Un tigre très approximatif. Pour en savoir plus sur sa robe multicolore, voir la partie consacrée à cet animal
Au Moyen Age, personne ne doutait de l’existence de ces animaux exotiques – pas plus que de celle des licornes ou des basilics, puisque des auteurs qui faisaient autorité les avaient décrits (Pline l’Ancien, Isidore de Séville ou Raban Maur, par exemple). L’illustrateur, lui, devait faire avec ce qu’il avait sous la main. Il recopiait un dessin, il s’inspirait du texte… ou il laissait libre cours à son imagination.
I – LA GIRAFE. DE LA CAMELOPARDALIS À SOPHIE.
Le spécialiste mondial de l’histoire de cet animal est français (cocorico et roulements de tambour). C’est Thierry Buquet, Ingénieur de recherche au CNRS, diplômé de l’École des Hautes Études – Section des Sciences Historiques et Philologiques. Chose encore peu fréquente dans ce milieu, il partage sa passion avec tous les curieux et publie le résultat de ses recherches en archive ouverte. L’histoire de la girafe n’a aucun secret pour lui et il a mis en ligne :
La Belle captive, la girafe dans les ménageries médiévales.
Coup de chance ou bon modèle, cette girafe très sexy est parée de froufrous affriolants. Illustration pour un manuscrit de Bède le Vénérable.
La première girafe européenne (après celles de l’Antiquité) semble avoir été celle de Frédéric II Hohenstaufen, un cadeau du sultan d’Égypte Al-Kamil (vers 1240). Une autre girafe fut offerte en 1262 au roi de Sicile Manfred par le sultan d’Égypte Baybars. Girafe est d’ailleurs un mot d’origine arabe (zaräfah); les Latins qui ont beaucoup pompé sur les Grecs l’appelaient camelopardalis = chameau tacheté, c’est à dire un chameau-léopard ou un chameau-panthère. A leur décharge, à l’époque, on confondait souvent le léopard et la panthère, faute d’en avoir croisés beaucoup dans les rues d’Athènes ou de Rome.
J’avoue que j’ai outrageusement simplifié une problématique d’une infinie complexité. Selon les temps et les lieux, la girafe était un peu, beaucoup ou pas du tout une camelopardalis (certains bestiaires médiévaux comportaient même deux entrées, l’une pour la girafe, l’autre pour la camelopardalis) et ce n’est qu’en 1487, après bien des tribulations, que la camelopardalis redevint définitivement la girafe.
Un article de Thierry Buquet fait le point sur cette question (une vingtaine de pages sur 2 colonnes, publiées en 2008 dans la revue Anthropozoologica) La girafe, belle inconnue des bibles médiévales, Camelopardalis : un animal philologique. Une friandise érudite pour les amoureux des mots, de leur histoire et de leur évolution !

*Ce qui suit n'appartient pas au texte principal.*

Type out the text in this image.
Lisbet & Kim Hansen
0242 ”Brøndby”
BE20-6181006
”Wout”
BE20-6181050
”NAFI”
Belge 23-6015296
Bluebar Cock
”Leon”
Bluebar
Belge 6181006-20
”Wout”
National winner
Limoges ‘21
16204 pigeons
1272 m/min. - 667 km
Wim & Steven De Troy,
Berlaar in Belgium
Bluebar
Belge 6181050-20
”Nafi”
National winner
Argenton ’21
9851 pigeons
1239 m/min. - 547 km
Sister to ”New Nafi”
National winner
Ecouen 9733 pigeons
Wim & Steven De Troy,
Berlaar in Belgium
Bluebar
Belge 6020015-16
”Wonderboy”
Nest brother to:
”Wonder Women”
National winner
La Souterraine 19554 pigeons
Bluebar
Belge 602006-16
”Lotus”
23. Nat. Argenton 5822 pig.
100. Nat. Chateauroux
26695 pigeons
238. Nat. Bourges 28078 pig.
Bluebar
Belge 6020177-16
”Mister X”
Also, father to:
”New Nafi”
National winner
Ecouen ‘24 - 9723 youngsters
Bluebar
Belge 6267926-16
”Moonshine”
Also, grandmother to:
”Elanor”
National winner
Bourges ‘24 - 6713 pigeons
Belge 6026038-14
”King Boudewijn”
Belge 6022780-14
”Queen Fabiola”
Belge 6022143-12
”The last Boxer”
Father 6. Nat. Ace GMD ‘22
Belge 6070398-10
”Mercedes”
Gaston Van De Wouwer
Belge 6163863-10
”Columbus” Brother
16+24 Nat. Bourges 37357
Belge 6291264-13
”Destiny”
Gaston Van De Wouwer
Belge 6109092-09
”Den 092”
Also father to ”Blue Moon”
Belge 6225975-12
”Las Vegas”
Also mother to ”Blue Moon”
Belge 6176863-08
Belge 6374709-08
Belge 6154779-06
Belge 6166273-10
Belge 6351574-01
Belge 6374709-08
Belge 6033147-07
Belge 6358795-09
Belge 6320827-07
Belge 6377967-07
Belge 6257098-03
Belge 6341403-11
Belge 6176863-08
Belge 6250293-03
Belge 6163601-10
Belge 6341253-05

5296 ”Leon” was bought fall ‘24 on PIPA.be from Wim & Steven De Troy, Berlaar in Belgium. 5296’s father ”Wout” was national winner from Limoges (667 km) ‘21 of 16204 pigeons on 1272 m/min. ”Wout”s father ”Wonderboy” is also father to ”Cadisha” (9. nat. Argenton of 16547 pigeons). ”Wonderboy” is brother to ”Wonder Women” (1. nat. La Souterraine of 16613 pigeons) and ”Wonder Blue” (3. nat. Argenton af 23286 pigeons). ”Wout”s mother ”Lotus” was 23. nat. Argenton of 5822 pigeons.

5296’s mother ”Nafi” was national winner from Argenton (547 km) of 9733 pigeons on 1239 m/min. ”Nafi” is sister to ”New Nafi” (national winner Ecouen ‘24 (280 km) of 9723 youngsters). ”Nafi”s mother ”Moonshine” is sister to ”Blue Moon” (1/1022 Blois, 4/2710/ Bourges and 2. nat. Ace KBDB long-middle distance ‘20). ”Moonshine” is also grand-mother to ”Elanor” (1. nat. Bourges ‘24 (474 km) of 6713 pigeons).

En Europe, les premières représentations réalistes de girafes datent de la fin du XIIème siècle ou du début du XIIIème siècle, probablement en Sicile. Mais qu’en était-il pour les illustrateurs malchanceux qui n’avaient pas la chance de vivre au contact de l’Islam ?Et bien, ils bricolaient avec les moyens du bord, assurés qu’il resteraient à l’abri de la critique… puisque personne n’avait jamais vu de girafe dans leurs contrées ! Et ça pouvait donner ça :

 

Une girafe-n’importe-quoi

 

Une girafe-basset toute en longueurs

 

Une girafe-bouquetin des Alpes bavaroises

 

Une girafe en compagnie d’une licorne, d’un Yéti et de chèvres indiennes (à gauche, avec de longues oreilles)

La girafe qui suit est assez réaliste, quoi qu’un peu grande, près de 8 mètres de haut  (mais peut-être que c’est le pivot d’une équipe de basket) et monochrome (mais peut-être qu’il existe des girafes albinos). C’est son nom qui pose problème. En allemand, Kamelpferd = cheval-chameau !

La girafe-chameau-cheval allemande (en haut). En bas, c’est un Allocamelus, un croisement d’âne et de chameau !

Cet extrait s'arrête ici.